Uit de strategie zou helder moeten worden hoe de inzet van digitale mogelijkheden nodig is om de toegankelijkheid van de zorg te blijven borgen. Daarmee wordt het belang onderstreept. Het ‘belang’ is het element dat tot op heden de minste aandacht heeft gekregen en derhalve achterblijft. Dit terwijl de inzet van digitale zorg uiteindelijk slaagt of faalt in de behandelkamer. Daar moet dus de verandering plaatsvinden. Wanneer door een gebrek aan urgentie deze gedragsverandering uitblijft, zal ondanks een visie, een plan en de middelen de digitale transformatie niet doorzetten.
De coronapandemie heeft ons veel geleerd. Technisch gezien is veel mogelijk en behandelaren en cliënten kunnen en willen hier vrij goed mee omgaan. We zien dat er al belangrijke stappen zijn gezet en dat de verandering langzaam op gang komt. Echter, er is meer aandacht nodig voor de rol van digitale ondersteuning van de zorg om de kansen te benutten om de toegankelijkheid van de zorg te verbeteren. Dit is een verantwoordelijkheid van iedereen, van bestuurder tot de professional in de behandelkamer.

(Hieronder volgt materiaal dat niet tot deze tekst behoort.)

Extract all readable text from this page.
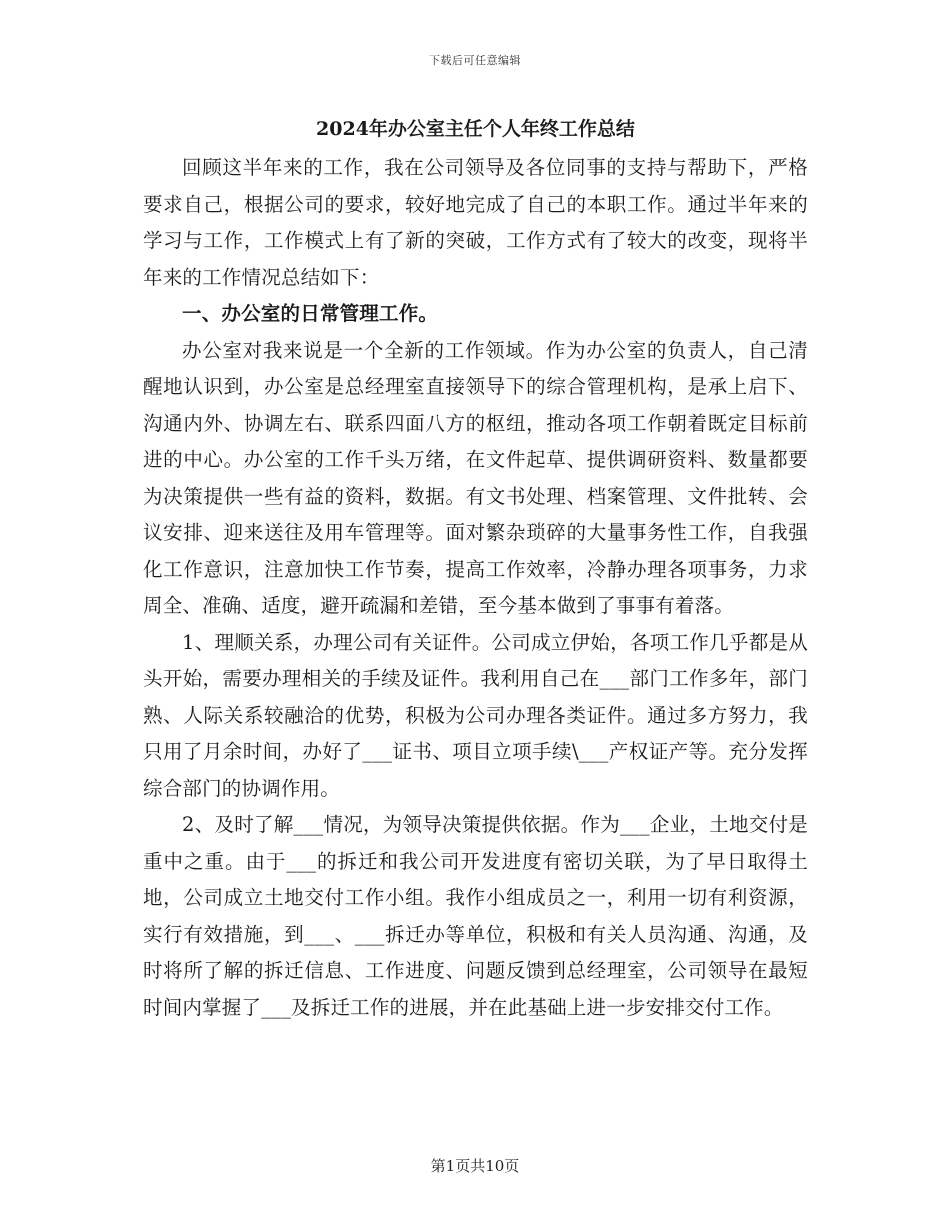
下载后可任意编辑
2024年办公室主任个人年终工作总结

回顾这半年来的工作，我在公司领导及各位同事的支持与帮助下，严格要求自己，根据公司的要求，较好地完成了自己的本职工作。通过半年来的学习与工作，工作模式上有了新的突破，工作方式有了较大的改变，现将半年来的工作情况总结如下：

一、办公室的日常管理工作。

办公室对我来说是一个全新的工作领域。作为办公室的负责人，自己清醒地认识到，办公室是总经理室直接领导下的综合管理机构，是承上启下、沟通内外、协调左右、联系四面八方的枢纽，推动各项工作朝着既定目标前进的中心。办公室的工作千头万绪，在文件起草、提供调研资料、数量都要为决策提供一些有益的资料，数据。有文书处理、档案管理、文件批转、会议安排、迎来送往及用车管理等。面对繁杂琐碎的大量事务性工作，自我强化工作意识，注意加快工作节奏，提高工作效率，冷静办理各项事务，力求周全、准确、适度，避开疏漏和差错，至今基本做到了事事有着落。

1、理顺关系，办理公司有关证件。公司成立伊始，各项工作几乎都是从头开始，需要办理相关的手续及证件。我利用自己在___部门工作多年，部门熟、人际关系较融洽的优势，积极为公司办理各类证件。通过多方努力，我只用了月余时间，办好了___证书、项目立项手续\___产权证产等。充分发挥综合部门的协调作用。

2、及时了解___情况，为领导决策提供依据。作为___企业，土地交付是重中之重。由于___的拆迁和我公司开发进度有密切关联，为了早日取得土地，公司成立土地交付工作小组。我作小组成员之一，利用一切有利资源，实行有效措施，到___、___拆迁办等单位，积极和有关人员沟通、沟通，及时将所了解的拆迁信息、工作进度、问题反馈到总经理室，公司领导在最短时间内掌握了___及拆迁工作的进展，并在此基础上进一步安排交付工作。

第1页共10页
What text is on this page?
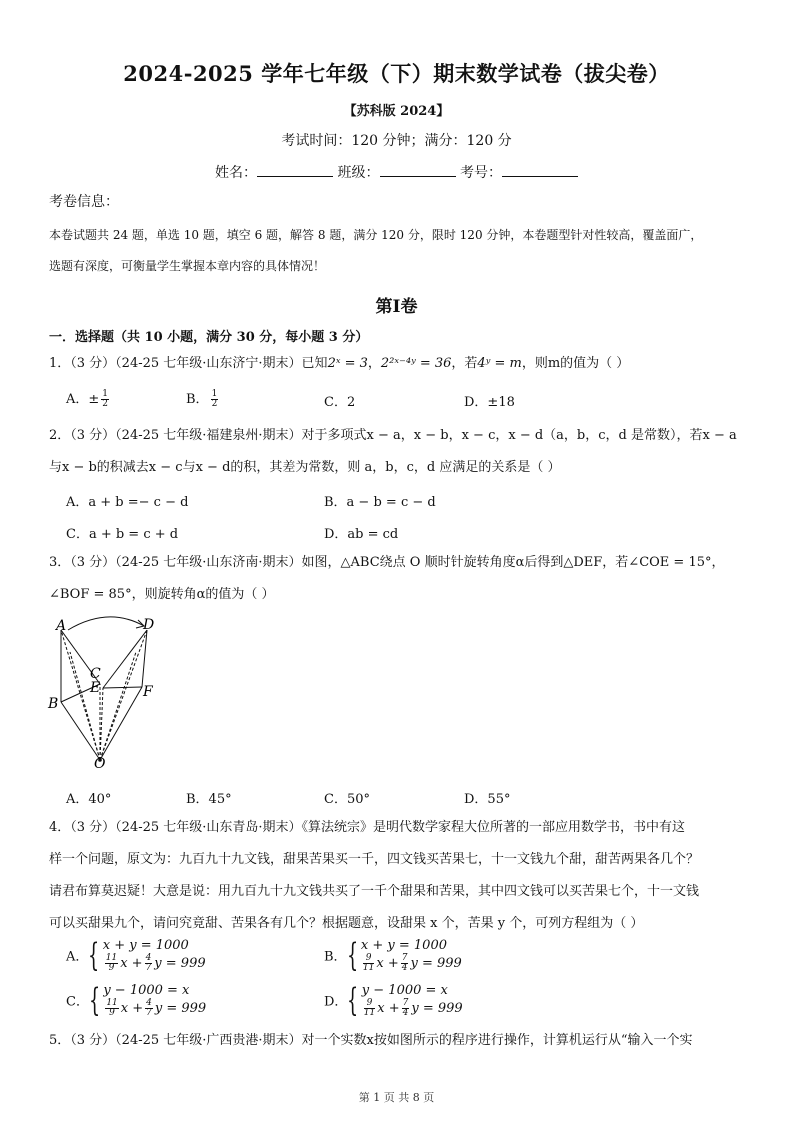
2024-2025 学年七年级（下）期末数学试卷（拔尖卷）
【苏科版 2024】
考试时间：120 分钟；满分：120 分
姓名：	班级：	考号：
考卷信息：
本卷试题共 24 题，单选 10 题，填空 6 题，解答 8 题，满分 120 分，限时 120 分钟，本卷题型针对性较高，覆盖面广，
选题有深度，可衡量学生掌握本章内容的具体情况！
第Ⅰ卷
一．选择题（共 10 小题，满分 30 分，每小题 3 分）
1．（3 分）（24-25 七年级·山东济宁·期末）已知2ˣ = 3，2²ˣ⁻⁴ʸ = 36，若4ʸ = m，则m的值为（ ）
A．± $\frac{1}{2}$	B． $\frac{1}{2}$	C．2	D．±18
2．（3 分）（24-25 七年级·福建泉州·期末）对于多项式x − a，x − b，x − c，x − d（a，b，c，d 是常数），若x − a
与x − b的积减去x − c与x − d的积，其差为常数，则 a，b，c，d 应满足的关系是（ ）
A．a + b =− c − d	B．a − b = c − d
C．a + b = c + d	D．ab = cd
3．（3 分）（24-25 七年级·山东济南·期末）如图，△ABC绕点 O 顺时针旋转角度α后得到△DEF，若∠COE = 15°，
∠BOF = 85°，则旋转角α的值为（ ）
A	D
C
E	F
B
O
A．40°	B．45°	C．50°	D．55°
4．（3 分）（24-25 七年级·山东青岛·期末）《算法统宗》是明代数学家程大位所著的一部应用数学书，书中有这
样一个问题，原文为：九百九十九文钱，甜果苦果买一千，四文钱买苦果七，十一文钱九个甜，甜苦两果各几个？
请君布算莫迟疑！大意是说：用九百九十九文钱共买了一千个甜果和苦果，其中四文钱可以买苦果七个，十一文钱
可以买甜果九个，请问究竟甜、苦果各有几个？根据题意，设甜果 x 个，苦果 y 个，可列方程组为（ ）
A．{ x + y = 1000
$\frac{11}{9}$ $x + \frac{4}{7}$ y = 999	B．{ x + y = 1000
$\frac{9}{11}$ $x + \frac{7}{4}$ y = 999
C．{ y − 1000 = x
$\frac{11}{9}$ $x + \frac{4}{7}$ y = 999	D．{ y − 1000 = x
$\frac{9}{11}$ $x + \frac{7}{4}$ y = 999
5．（3 分）（24-25 七年级·广西贵港·期末）对一个实数x按如图所示的程序进行操作，计算机运行从“输入一个实
第 1 页 共 8 页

Regionale samenwerking digitale transformatie in de zorg
Het onderzoek van Altrecht, GGz Centraal en het UMC Utrecht is onderdeel van een samenwerkingsverband: ADACT (applied data science and computer technology). Samen stimuleren we de toepassing van digitale zorg, door te leren en verbeteren middels gezamenlijke data-analyses. Het vergroten van de digitale vaardigheden en kennis over de digitale mogelijkheden, is een belangrijk doel en ons inziens noodzakelijk om betere en meer gepersonaliseerde zorg aan onze patiënten te kunnen bieden, nu en in de toekomst.

CV
Karin Hagoort is teamleider Innovatie Psychiatrie, UMC Utrecht.
Barbara Montagne is klinisch psycholoog en voorzitter Innovatiehub, GGz Centraal.
Kasper van Mens is data scientist, Altrecht.
Matthijs Jantzen is adviseur/facilitator Innovatie & Digitale Zorg, GGz Centraal.
Kees de Schepper is data scientist, UMC Utrecht.